My entire life I’ve been annoyed by the way I look, by the frizzy curls I naturally have and by the other completely insignificant details that made my life awful, while others wouldn’t even notice them.

As I grew older and started meeting people from different backgrounds and with different mindsets, I started understanding that I should be more laid back and more pleased with who I am, though I never truly liked myself and always strived to change it.

I’m guessing that some parts of it have been embedded in my mind by the society I was raised in and cannot be as easily removed. It is a sad society, where the “perfect shape” is so coveted and so many people fall into a trap with no return, but it is, nevertheless, a much more productive one.

This type of society brings competition to the table: competing to look the prettiest, competing to be the smartest, competing to be the best. It motivates you and it helps sift the best from the average.

Coming back to the self-image issue, there’s something I noticed since I first arrived in the United Kingdom and it’s been bothering me.
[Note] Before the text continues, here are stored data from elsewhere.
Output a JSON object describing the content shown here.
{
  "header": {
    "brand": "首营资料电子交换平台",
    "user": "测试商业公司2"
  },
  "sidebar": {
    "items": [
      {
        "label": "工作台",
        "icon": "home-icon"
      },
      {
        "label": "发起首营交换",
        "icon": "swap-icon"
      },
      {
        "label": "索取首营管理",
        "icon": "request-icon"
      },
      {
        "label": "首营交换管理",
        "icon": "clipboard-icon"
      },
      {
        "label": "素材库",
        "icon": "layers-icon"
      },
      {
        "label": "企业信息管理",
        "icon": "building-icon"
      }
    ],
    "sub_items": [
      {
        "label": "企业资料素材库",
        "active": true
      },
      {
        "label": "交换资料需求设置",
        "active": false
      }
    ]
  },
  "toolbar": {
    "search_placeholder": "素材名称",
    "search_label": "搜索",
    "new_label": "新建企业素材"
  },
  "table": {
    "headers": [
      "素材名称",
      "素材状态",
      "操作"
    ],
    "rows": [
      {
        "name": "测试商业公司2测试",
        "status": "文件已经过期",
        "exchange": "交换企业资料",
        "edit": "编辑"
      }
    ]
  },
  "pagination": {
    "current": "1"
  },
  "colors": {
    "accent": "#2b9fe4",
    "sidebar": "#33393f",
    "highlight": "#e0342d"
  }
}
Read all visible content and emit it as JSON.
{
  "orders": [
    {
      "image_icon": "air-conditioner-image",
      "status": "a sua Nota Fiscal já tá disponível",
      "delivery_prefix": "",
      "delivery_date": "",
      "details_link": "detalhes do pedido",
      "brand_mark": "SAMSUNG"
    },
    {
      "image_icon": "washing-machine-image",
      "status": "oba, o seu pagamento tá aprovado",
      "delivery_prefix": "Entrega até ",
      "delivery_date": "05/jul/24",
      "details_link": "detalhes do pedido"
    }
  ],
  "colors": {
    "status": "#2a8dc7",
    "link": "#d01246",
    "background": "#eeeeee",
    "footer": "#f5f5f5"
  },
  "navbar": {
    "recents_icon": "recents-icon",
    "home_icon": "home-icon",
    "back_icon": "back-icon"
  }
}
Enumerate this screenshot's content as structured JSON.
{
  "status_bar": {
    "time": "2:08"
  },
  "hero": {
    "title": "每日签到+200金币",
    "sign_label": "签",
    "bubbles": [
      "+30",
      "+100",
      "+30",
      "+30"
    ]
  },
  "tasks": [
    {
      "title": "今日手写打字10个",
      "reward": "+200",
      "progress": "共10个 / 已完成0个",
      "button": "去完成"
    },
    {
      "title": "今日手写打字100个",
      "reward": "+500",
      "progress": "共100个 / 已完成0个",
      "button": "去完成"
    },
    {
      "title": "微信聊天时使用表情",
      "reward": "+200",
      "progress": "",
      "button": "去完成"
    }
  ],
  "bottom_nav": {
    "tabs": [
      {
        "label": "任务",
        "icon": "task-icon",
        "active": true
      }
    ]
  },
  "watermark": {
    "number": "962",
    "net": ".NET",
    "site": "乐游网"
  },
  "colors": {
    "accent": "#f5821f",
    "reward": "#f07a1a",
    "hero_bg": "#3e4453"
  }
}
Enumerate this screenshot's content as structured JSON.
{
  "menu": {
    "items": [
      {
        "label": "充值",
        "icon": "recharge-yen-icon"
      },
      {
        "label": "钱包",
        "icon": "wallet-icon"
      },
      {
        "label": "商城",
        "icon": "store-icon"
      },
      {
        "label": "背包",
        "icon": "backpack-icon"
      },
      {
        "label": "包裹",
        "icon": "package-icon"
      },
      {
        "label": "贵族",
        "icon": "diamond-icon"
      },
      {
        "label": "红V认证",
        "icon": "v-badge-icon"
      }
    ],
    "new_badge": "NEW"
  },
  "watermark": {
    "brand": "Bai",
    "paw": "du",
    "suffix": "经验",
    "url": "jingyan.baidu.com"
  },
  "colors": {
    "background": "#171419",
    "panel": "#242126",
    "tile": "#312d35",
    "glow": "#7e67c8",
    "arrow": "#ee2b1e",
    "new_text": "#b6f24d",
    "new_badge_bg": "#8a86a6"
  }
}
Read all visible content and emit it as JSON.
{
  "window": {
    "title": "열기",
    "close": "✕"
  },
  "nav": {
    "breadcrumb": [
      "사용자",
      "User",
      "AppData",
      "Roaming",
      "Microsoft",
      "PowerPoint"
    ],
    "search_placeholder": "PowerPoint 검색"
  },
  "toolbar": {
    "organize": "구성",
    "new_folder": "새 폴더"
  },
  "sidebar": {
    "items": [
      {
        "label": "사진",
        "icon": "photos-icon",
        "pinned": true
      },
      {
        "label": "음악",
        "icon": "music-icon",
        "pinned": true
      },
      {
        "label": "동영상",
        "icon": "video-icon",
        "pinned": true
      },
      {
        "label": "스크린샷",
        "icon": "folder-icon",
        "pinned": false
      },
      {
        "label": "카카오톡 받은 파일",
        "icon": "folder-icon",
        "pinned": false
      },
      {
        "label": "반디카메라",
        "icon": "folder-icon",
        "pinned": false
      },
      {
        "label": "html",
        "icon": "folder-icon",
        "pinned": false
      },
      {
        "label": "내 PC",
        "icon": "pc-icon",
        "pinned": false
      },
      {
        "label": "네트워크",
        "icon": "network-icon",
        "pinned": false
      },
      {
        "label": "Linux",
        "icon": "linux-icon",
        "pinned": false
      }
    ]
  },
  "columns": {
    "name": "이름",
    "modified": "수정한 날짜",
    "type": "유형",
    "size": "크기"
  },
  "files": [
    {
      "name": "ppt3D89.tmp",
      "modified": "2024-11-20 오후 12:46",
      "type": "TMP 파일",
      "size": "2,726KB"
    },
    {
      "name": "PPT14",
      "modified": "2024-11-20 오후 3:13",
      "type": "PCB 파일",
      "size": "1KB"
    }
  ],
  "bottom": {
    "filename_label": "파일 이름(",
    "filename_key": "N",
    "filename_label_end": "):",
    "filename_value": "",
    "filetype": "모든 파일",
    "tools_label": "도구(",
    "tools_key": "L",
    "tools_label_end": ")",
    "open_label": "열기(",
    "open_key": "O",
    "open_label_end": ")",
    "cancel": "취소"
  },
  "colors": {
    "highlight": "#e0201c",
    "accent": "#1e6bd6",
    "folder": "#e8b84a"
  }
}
A lot.

This idea of “everyone is beautiful” and “everyone can do it” is sincerely bothering me, mostly because, at its roots, it’s the global equality desire everyone strives to obtain misshaped to please the majority.

But to see a 19 year-old girl taking up 3 bus seats and having, at the same time, the necessity of wearing see-through leggings is simply appalling! And before anyone comes with the “maybe she’s having hormone issues” reasoning, let me just clear that as long as you have a problem with your weight, especially not being your fault, you will not spend your free time munching on king size McDonald’s menus.

But this type of society tells her she’s pretty no matter what.

Flash news. She’s not!

On a more sensitive note, which will probably bring me tons of hate (yes, strong word), some people with special needs develop this self-entitlement that just doesn’t suit them. I understand their sorrow and I am sorry for them, but having a problem shouldn’t make you develop a worse personality. On the contrary, it should make you more understanding.

This comes in response to a little incident while I was on trip and had been waiting, with my 30 kg bags, to get the elevator from the 5th floor. When it finally happened, I was stopped at a 1st floor by a girl in a wheelchair demanding me to get myself and all of bags out so she could go downstairs then and not wait an additional 2 minutes.

In the end, it all comes down to one as an individual. Why choose to be something people don’t like?